# Pig Tails?



## amjrchamberlain (Mar 8, 2005)

I went to check out the meat at a different grocery store, and they had pig tails and pig "maws" for sale. This brought up a few questions for me.









Pig tails recreational munching, right? Is there a bone in there? 

Pig feet -anyone give these? 

What are "maws"? LOL 

Thanks!


----------



## LadyHawk (Jan 19, 2005)

eew................... 
eew...................
eew...................

and eeew...........


----------



## tracyc (Feb 23, 2005)

pig tails do have bones--most GSDs could eat those as RMB. 

Pig's feet are very bony--a good recreational bone, or an RMB in a very leisurely meal. I have fed them, but not often. 

Pig maws are stomach. I'd count that as MM.


----------



## natalie559 (Feb 4, 2005)

I give pigs feet as an occasional treat. I buy the split feet and give the dogs each a piece, or half the foot, frozen. It takes them a while to chew and enjoy it.


----------



## GrandJan (Aug 11, 2006)

I, too, feed split pigs' feet as an RMB, with added MM for that meal.


----------



## 3K9Mom (Jun 12, 2006)

Re tails, Merrick sells something called Texas Toothpicks, that are smoked beef tails. The dogs LOVE them (I buy them in huge quantities at a time from the pet store owner, for a discount.) I'd like to find raw beef tails. And I bet pig tails would be great too. I'd buy them if I could find them. 

Crunch crunch crunch.


----------



## kallie (Sep 3, 2001)

I have some pigs feet thawing in my refrigerator right now.

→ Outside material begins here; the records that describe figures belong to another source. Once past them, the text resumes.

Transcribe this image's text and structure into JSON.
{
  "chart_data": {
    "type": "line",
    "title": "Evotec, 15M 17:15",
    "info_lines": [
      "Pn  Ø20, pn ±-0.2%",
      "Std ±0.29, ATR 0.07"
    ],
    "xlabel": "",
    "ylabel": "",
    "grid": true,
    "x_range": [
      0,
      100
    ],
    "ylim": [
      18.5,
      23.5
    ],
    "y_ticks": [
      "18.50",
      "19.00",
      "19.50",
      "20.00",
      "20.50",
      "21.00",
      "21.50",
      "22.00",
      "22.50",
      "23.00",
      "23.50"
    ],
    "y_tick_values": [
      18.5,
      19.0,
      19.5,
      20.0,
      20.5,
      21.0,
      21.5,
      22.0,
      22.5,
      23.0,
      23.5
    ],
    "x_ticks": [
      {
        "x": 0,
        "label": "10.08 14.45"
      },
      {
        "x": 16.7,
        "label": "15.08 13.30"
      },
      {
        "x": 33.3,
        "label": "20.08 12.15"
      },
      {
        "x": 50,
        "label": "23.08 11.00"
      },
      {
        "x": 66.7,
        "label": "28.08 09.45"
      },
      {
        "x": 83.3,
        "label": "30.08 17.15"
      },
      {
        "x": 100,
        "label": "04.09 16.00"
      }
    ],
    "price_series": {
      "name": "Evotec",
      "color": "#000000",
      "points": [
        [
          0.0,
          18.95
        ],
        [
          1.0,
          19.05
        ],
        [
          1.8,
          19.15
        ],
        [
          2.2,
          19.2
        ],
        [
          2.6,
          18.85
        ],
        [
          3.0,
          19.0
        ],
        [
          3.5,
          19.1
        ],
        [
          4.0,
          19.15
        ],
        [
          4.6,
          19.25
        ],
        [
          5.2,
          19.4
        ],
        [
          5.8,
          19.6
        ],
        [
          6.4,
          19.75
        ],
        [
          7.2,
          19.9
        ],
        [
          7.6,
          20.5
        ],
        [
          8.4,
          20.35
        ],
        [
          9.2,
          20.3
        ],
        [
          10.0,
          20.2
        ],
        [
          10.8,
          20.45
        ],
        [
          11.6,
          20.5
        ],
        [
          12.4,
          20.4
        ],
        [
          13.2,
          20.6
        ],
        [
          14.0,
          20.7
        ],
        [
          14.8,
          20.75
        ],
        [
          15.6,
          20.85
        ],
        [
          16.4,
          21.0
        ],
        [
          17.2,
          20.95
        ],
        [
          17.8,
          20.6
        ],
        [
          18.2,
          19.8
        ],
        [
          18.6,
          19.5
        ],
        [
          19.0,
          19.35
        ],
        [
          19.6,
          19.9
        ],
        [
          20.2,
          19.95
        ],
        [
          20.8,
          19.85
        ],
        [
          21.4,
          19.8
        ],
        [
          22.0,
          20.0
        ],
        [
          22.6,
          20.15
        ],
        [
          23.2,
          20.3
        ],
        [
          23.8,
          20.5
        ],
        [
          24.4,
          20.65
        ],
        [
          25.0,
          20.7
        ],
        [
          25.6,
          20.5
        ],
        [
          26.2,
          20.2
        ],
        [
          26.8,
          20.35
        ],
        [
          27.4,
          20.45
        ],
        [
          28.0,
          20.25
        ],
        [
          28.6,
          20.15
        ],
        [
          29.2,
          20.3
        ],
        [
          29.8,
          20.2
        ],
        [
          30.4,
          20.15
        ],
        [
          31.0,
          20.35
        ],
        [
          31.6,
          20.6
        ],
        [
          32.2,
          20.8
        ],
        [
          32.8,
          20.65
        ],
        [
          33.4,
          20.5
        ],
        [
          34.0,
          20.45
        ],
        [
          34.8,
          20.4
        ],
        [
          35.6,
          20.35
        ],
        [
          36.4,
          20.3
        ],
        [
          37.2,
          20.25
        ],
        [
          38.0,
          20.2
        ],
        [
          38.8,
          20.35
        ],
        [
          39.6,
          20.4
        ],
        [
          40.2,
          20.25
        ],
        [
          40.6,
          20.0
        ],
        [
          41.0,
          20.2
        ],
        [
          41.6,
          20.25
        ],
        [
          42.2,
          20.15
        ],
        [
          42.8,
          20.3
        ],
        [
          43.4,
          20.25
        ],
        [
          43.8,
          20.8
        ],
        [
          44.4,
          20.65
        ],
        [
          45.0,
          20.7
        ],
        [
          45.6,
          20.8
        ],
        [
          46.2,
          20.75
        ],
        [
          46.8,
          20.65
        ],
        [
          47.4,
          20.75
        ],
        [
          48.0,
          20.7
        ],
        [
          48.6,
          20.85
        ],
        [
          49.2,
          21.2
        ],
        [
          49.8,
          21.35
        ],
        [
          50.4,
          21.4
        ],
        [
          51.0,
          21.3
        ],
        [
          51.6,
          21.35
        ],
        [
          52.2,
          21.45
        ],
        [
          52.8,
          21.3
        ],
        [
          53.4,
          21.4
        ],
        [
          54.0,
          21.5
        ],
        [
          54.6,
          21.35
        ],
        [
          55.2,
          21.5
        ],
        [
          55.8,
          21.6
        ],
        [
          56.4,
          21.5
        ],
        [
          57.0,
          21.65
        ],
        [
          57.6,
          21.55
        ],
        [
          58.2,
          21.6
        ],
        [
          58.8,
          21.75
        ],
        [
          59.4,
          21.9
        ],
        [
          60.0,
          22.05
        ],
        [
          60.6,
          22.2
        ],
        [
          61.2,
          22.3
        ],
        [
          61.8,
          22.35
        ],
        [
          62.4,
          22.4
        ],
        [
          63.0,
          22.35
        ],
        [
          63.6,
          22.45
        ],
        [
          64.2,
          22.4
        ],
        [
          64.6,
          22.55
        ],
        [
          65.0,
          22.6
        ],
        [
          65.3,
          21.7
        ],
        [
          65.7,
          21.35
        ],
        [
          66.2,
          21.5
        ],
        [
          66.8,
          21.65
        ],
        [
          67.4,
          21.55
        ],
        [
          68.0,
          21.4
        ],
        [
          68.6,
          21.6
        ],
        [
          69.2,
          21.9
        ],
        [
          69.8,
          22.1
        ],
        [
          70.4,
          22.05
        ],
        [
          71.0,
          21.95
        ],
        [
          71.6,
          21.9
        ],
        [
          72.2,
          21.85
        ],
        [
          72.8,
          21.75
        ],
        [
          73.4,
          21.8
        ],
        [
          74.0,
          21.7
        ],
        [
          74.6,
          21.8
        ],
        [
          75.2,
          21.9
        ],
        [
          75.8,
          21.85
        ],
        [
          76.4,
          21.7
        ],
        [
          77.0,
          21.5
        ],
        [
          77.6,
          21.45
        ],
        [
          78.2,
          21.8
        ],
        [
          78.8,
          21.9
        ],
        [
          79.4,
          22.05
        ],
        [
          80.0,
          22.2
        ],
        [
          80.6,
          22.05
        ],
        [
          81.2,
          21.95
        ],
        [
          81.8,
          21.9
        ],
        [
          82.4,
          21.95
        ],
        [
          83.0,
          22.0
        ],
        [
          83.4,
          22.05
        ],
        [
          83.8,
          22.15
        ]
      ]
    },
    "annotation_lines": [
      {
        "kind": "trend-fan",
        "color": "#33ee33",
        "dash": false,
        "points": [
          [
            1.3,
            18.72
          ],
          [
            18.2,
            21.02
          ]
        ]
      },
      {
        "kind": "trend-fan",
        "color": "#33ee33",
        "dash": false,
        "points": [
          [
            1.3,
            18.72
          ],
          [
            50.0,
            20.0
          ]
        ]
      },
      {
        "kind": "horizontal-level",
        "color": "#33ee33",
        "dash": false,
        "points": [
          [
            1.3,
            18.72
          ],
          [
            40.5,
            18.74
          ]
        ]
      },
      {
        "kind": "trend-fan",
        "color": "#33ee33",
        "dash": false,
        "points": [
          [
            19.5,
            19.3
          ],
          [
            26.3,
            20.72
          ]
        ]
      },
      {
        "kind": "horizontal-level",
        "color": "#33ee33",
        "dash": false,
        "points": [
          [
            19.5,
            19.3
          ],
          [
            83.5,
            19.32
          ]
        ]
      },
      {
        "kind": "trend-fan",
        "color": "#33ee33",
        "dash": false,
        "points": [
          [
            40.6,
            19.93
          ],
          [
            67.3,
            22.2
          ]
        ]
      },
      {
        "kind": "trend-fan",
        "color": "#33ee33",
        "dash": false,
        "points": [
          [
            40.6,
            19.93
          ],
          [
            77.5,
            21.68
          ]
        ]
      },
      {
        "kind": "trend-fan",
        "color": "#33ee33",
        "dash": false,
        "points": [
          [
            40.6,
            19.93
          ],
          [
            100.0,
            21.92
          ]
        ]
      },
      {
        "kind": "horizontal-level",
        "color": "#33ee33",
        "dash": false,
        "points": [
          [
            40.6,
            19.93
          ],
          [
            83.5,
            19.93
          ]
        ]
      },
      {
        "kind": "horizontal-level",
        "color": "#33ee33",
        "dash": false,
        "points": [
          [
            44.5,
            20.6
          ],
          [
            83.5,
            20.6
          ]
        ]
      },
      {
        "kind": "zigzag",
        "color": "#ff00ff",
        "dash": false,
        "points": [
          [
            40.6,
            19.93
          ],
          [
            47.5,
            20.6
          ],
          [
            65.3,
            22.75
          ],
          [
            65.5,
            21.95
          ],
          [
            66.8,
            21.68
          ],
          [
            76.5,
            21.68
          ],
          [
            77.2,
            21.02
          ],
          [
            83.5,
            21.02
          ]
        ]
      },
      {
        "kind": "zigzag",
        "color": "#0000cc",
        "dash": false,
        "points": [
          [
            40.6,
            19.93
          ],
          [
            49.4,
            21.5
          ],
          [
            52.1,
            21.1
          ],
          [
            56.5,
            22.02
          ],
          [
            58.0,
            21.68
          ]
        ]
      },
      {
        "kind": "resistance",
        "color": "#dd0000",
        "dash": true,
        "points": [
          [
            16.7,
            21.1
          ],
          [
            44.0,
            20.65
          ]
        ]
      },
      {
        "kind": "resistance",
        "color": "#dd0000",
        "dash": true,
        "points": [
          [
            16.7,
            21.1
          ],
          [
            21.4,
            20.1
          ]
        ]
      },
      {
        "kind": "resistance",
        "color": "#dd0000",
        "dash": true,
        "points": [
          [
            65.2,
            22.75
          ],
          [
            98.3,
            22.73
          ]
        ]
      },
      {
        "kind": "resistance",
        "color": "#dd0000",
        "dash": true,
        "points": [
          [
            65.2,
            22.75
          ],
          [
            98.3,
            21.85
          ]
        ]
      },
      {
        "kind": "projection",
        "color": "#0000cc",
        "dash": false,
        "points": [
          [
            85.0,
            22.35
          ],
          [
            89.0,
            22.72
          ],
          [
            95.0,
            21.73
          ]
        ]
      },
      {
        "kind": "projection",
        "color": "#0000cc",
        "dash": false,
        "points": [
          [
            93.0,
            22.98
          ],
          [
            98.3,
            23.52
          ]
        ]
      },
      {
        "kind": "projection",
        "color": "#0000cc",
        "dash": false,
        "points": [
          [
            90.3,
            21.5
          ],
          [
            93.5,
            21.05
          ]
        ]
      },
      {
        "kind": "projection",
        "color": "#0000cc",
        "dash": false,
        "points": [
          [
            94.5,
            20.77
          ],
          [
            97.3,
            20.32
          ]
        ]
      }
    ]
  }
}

I'll probably just give them one each as a treat tomorrow, not as their meal. These look very fatty to me tho..


----------



## The Stig (Oct 11, 2007)

Maw is kinda like the stomach lining, I think. 

When I was young, my favourite childhood dish was Fish Maw soup. And my mum always correct me that it was the stomach, cos I used to call it fish lips.


----------